Summary: When you have downloaded the files (cf. the Download… links below), you will be able to run the following command in a terminal window (the language code sme is for North Saami, for other languages, see below):
cat yourtextfile.txt | hfst-tokenise -cg sme.pmhfst | vislcg3 -g sme.cg3
The textfile is sent through a two-step analysis: First through the morphological analyser sme.pmhfst, by using the support program hfst-tokenise. The flag -cg ensures morphological analysis in the required format. Thereafter the output is disambiguated with the disambiguator sme.cg3, by using the support program vislcg3. The flag -g identifies the file sme.cg3 as the grammar file. In order to see more options, you may write hfst-tokenise -h and vislcg3 -h.
You may also conduct automatic dictionary lookup, see below.
These commands will download the compilers hfst and vislcg3. They require a unix system. For use on Windows, see below.
Download on Mac:
curl http://apertium.projectjj.com/osx/install-nightly.sh > install-nightly.sh
chmod a+x install-nightly.sh
sudo ./install-nightly.sh
Download on Linux ubuntu:
wget https://apertium.projectjj.com/apt/install-nightly.sh -O - | sudo bash
sudo apt-get -f install apertium-all-dev
Download on Linux fedora:
curl https://apertium.projectjj.com/rpm/install-nightly.sh |sudo bash
sudo apt-get -f install apertium-all-devel
You will need both morphology and syntax. We use sme as an example:
Morphological analyser:
curl https://gtsvn.uit.no/biggies/trunk/bin/sme/tokeniser-disamb-gt-desc.pmhfst > sme.pmhfst
Syntactic disambiguator:
curl https://gtsvn.uit.no/biggies/trunk/bin/sme/disambiguator.cg3 > sme.cg3
NOTE! For North Sámi (but not for the other languages) you also should run this command:
curl https://gtsvn.uit.no/biggies/trunk/bin/sme/semsets.cg3 > semsets.cg3
The file semset.cg3 should be in the same catalogue as the file sme.cg3.
Replace the language code sme with the language you want (note! the language code is mentioned twice in the commands above, replace both!):
More languages may be added upon request, from this list.

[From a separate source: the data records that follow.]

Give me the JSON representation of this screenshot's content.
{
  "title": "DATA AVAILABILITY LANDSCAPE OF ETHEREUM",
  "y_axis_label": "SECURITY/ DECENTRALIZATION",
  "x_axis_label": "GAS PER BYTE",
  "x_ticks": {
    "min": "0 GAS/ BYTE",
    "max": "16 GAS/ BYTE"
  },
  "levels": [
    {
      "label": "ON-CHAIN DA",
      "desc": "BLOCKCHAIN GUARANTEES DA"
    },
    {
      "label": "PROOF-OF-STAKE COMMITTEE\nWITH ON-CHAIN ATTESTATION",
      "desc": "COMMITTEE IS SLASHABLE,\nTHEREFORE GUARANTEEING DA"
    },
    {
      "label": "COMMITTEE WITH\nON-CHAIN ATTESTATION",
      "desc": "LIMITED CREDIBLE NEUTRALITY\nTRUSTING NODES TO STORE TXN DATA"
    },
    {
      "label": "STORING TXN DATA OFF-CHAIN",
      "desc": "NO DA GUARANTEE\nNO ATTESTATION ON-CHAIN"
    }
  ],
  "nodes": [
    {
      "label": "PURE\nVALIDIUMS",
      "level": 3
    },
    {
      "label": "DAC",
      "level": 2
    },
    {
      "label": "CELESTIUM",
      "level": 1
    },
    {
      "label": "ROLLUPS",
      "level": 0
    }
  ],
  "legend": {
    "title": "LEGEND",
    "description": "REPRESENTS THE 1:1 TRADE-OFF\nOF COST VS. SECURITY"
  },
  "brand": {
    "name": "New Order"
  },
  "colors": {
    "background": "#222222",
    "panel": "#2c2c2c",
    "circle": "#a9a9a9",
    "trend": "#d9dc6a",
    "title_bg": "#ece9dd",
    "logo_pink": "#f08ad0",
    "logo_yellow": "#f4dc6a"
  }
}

You may also use the Neahttadigisánit dictionaries on the command line. Warning!! The program to be downloaded here gives translation equivalent only, not explanations or example sentences. For dictionary lookup the online dictionaries are thus far better, these programs are good for automatic lookup.
Dictionary lookup:
curl https://gtsvn.uit.no/biggies/trunk/bin/sme/smenob-all.fst > smenob.fst
curl https://gtsvn.uit.no/biggies/trunk/bin/sme/nobsme-all.fst > nobsme.fst
For other languages, replace sme/smenob-all.fst above with smn/smnfin-all.fst, smn/finsmn-all.fst, sma/smanob-all.fst, sma/nobsma-all.fst, and correspondingly for smenob.fst etc.
The dictionaries may be used in two ways:
cat smn-words.txt | hfst-lookup smnfin-all.fst
hfst-lookup smnfin-all.fst
and thereafter write Inari Saami words and press ENTER. Leave the program with ctrl C
.curl https://gtsvn.uit.no/biggies/trunk/bin/smn/smn.hfstol > smn.hfstol
curl https://gtsvn.uit.no/biggies/trunk/bin/smn/smn.zhfst > smn.zhfst
All the above works on Linux and Mac. In order to make it work on Windows, do the following:
Install a Linux shell. It is not too complicated, but requires admin rights on your machine. Thereafter, execute the commands for Linux ubuntu above.